I didn't have a review blog before VTech caught my attention. Then I was seduced by their table of products at BlogHer and eagerly signed up to be on their "Demo Team." Because my family is composed of suckers for electronics in general and video games in particular.
I was excited beyond words when I got a package in the mail a couple of weeks ago that included their V-Motion Active Learning System.
Before I start my review, I would like to say a few words about the necessity of a video game system for small children. I remember when I first saw the V.Smile. I wondered why anyone would need to give a video game system to a 3-year-old. I still kind of wonder that.
(Do you think he likes it?)
But I also kind of live in the real world. Well, my real world. And my real world includes screen time. VTech's take on this issue seems to be, if they're going to ask to play video games, why not give them something educational instead of something mindless?
That said, you're either the type of person who's going to let your small children play video games (me) or you're not (my sister). If you're like my sister, go back to Stimeyland. If you're like me, read on.
The game was really easy to set up and connect to the TV, although it didn't come with the adaptor. So we had to start out with battery power, which ran out pretty quickly. Then I went to Target and bought the power cord, which made me much happier. (And $10 poorer.)
All the VTech systems come with something called the V.Link, which allows you to track your child's game time and scores, plus access extra games, or something to that effect. As far as I can tell, the V.Link only works on PCs, and I have a Mac, so I obviously can't review that part of the system. But, frankly, I don't think my kids will miss it.
My guys had fun with the system using the game that came with it, but the biggest problem we had was that they had already played on an Xbox 360, and the V-Motion just cannot compete with that. I had to remind myself that the Xbox and its awesome graphics retails at around $300, and the V-Motion is $70.
However, Quinn (the 3-year-old) is not coordinated enough to play with the Xbox controller.
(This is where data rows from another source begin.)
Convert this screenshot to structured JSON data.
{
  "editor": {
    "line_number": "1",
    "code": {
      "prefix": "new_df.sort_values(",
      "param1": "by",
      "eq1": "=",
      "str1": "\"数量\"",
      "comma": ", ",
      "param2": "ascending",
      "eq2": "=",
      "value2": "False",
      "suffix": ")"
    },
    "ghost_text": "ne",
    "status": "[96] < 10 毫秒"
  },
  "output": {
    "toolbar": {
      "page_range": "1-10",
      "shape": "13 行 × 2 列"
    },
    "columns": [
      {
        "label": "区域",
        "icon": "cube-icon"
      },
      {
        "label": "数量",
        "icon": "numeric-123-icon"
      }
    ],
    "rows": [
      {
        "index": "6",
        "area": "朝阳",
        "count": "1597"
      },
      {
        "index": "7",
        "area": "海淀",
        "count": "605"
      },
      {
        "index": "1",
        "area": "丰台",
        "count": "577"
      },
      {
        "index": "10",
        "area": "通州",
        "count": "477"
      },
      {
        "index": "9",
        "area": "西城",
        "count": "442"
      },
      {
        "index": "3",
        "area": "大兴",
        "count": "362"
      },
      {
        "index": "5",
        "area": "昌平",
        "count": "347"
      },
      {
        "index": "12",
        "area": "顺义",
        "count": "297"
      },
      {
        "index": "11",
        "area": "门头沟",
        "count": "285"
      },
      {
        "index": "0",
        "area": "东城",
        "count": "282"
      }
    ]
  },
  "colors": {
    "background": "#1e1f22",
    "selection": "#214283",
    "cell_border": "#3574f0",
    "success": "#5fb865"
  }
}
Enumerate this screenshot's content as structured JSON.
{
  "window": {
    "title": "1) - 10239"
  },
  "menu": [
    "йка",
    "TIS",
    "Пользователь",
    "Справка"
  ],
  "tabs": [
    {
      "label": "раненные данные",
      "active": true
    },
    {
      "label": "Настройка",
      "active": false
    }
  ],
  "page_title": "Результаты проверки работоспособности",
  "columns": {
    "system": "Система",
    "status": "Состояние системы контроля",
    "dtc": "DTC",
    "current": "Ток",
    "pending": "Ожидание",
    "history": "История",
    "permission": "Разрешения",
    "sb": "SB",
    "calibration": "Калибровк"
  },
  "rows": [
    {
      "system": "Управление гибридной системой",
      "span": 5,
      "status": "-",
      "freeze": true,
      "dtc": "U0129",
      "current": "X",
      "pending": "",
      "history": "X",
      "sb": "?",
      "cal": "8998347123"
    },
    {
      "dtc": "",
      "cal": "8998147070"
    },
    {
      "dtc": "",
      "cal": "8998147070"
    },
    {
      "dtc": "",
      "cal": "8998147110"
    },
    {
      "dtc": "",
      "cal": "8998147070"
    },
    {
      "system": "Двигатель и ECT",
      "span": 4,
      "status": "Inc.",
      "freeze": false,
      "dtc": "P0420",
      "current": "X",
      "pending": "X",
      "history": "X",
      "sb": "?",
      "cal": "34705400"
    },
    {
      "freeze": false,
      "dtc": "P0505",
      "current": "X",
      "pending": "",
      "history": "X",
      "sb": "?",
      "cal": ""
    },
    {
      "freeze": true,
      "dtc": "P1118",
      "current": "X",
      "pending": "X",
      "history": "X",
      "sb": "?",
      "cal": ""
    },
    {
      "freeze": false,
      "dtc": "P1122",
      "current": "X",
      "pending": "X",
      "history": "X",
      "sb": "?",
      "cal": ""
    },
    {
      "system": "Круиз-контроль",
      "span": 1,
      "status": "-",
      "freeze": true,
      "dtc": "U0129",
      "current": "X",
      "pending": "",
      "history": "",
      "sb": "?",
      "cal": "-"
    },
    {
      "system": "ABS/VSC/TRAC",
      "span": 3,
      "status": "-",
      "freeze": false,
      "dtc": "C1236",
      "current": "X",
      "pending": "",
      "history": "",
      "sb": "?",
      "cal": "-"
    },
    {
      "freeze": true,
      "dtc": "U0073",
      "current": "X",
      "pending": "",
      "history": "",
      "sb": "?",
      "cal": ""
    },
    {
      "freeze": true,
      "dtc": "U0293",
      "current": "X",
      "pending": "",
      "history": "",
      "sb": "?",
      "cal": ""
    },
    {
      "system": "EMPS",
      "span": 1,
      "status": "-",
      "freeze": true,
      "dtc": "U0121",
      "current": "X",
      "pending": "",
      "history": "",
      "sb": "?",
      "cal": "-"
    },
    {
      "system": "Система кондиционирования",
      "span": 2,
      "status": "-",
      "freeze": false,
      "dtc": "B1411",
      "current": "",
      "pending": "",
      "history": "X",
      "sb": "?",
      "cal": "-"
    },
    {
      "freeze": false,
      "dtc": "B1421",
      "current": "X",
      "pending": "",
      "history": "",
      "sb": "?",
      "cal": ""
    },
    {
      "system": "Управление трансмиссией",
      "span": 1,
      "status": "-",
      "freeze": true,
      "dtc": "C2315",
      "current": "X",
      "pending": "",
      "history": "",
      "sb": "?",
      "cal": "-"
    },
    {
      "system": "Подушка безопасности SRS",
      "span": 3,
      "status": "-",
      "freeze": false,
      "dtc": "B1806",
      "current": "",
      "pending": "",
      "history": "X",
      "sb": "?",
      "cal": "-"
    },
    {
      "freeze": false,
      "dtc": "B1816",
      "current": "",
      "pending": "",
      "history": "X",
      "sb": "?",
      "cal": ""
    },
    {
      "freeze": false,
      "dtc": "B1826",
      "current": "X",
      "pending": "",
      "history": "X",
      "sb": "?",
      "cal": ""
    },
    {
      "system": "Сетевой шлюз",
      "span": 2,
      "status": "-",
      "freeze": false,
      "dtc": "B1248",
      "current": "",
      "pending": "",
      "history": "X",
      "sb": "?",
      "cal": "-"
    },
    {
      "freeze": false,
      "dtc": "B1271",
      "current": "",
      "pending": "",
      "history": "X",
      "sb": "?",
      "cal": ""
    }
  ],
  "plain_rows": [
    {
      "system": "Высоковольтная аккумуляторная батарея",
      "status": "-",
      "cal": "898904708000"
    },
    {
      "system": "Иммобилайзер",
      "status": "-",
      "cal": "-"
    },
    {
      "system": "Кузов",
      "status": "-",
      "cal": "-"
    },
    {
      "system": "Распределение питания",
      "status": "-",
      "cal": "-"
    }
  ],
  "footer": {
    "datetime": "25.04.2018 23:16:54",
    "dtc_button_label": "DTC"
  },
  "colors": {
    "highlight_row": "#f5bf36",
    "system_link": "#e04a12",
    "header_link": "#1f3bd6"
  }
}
So the Xbox is not really a possibility for him. But the V-Motion controller is basically a joystick and a button. That he can do. There is also a motion-activated function for the controller so kids can play the games just by moving the controller around. (Think Wii.)
This option was kind of tough for my kids. They actually prefer the joystick option, but I'm sure they could get the hang of the motion activation if they practiced. For now, though, the motion-activated option requires serious contortions, which is actually sort of entertaining to watch.
All the VTech games have an educational basis: matching letters, color sorting, counting, etc... For kids still working on things like letter and number recognition, this is fantastic.
We like the V-Motion with the game they include with it, but we LOVE the V-Motion with the Thomas & Friends game I bought at Target. Quinn is a little bit of a train nut, so he was thrilled to guide Thomas around a train track to find the letters in Percy's name. Especially if it meant he could occasionally crash Thomas into Edward.
Plus, and I haven't tested this yet, but the packaging on the games ($25 each) claims that they work in all the different systems. Which is awesome, because I think I'd be upset if they wanted me to buy different games for different versions of the same system.
Excuse me. I have to go now because Quinn is yelling, "I like Thomas! I like Thomas! I want to play the Thomas one!" I think I have to go turn the V-Motion on now.
Stay tuned for my next review coming soon: The V.Smile Cyber Pocket and why it is making waiting rooms waaaaaaaay more fun.
Honesty Clause: VTech gave me the V-Motion system for free. Other than that, I was uncompensated for this review. The V-Motion retails for $69.99.